Earliest High-Altitude Settlements Found in Peru

Discovery suggests humans adapted to high altitude faster than previously thought.

Living at high altitude isn’t easy. The thinner air above 4,000 meters makes for colder temperatures, less oxygen, and less protection from the sun’s harmful ultraviolet rays. Yet humans occupied sites that high and higher in the Peruvian Andes as early as 12,800 years ago, according to a new study. The result could change how archaeologists think about the earliest human inhabitants in South America and how they managed to adapt to extreme environments.

Traveling to 4,000 meters and higher isn’t such a big deal as it once was. Mountaineers regularly climb 4,392-meter high Mount Rainier and miners work just outside of the highest city in the world, La Rinconada, Peru, which stands at 5,100 meters. India and Pakistan have even fought battles at 6,100 meters on the disputed Siachen glacier.

Traveling to 4,000 meters and higher isn’t such a big deal as it once was. Mountaineers regularly climb 4,392-meter high Mount Rainier and miners work just outside of the highest city in the world, La Rinconada, Peru.

But how and how early people actually lived in such extraordinary places is less clear. For some, human occupation in the Andes didn’t make any sense. Even if settlers could survive freezing temperatures and limited oxygen, altitude increases metabolism, meaning they’d need to eat more in a place where travel was difficult and food was scarce.

Regardless, Kurt Rademaker and colleagues report they’ve found evidence of two high-altitude settlements at sites in southern Peru. Members of the team had been on the trail of obsidian that turned up in the earliest coastal villages in the region, which were dated to between 12,000 and 13,500 years ago. But the obsidian didn’t originate there. Archaeologists have known for some time that it came from Alca in the Peruvian highlands, strongly suggesting contemporary outposts or base camps in the Andes.

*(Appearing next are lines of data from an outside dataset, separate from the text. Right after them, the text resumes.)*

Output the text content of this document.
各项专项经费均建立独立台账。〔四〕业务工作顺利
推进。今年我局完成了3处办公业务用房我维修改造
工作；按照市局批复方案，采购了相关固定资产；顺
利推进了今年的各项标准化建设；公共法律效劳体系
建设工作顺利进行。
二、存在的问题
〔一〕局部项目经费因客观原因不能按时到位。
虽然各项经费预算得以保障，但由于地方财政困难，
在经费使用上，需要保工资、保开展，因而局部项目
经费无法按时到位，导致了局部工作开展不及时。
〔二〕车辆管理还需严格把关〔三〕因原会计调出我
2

Eventually, a combination of obsidian surveys, mapping of likely settlement locations, and reconnaissance led the team to 4,355-meter-high Pucuncho and 4,445-meter-high Cuncaicha. There, researchers found tools, animal and plant remains, and other signs of habitation. Using a carbon-dating variant called accelerator mass spectrometry, the team dated Pucuncho to between 12,800 and 11,500 years ago and Cuncaicha to between 12,400 and 11,800 years ago, roughly a millennium earlier than previously discovered settlements at similar altitudes.

The results may help scientists understand the genetic adaptations particular to high-altitude dwellers, especially with regard to how quickly humans were able to adjust biologically to harsh environments. “Our data do not support previous hypotheses, which suggested that climatic amelioration and a lengthy period of human adaptation were necessary for successful human colonization of the high Andes,” the team writes in Science. “As new studies identify potential genetic signatures of high-altitude adaptation in modern Andean populations, comparative genomic, physiologic, and archaeological research will be needed to understand when and how these adaptations evolved.”

“This research assists in finally explaining some of the key archaeological questions regarding early South American occupation,” Washington State University archaeologist Louis Fortin, who has worked with Rademaker in the past but was not involved in the present research, writes in an email. The work, he says, “has brought to light a significant discovery for South American archaeology and specifically high-altitude adaptation and the peopling of South America.”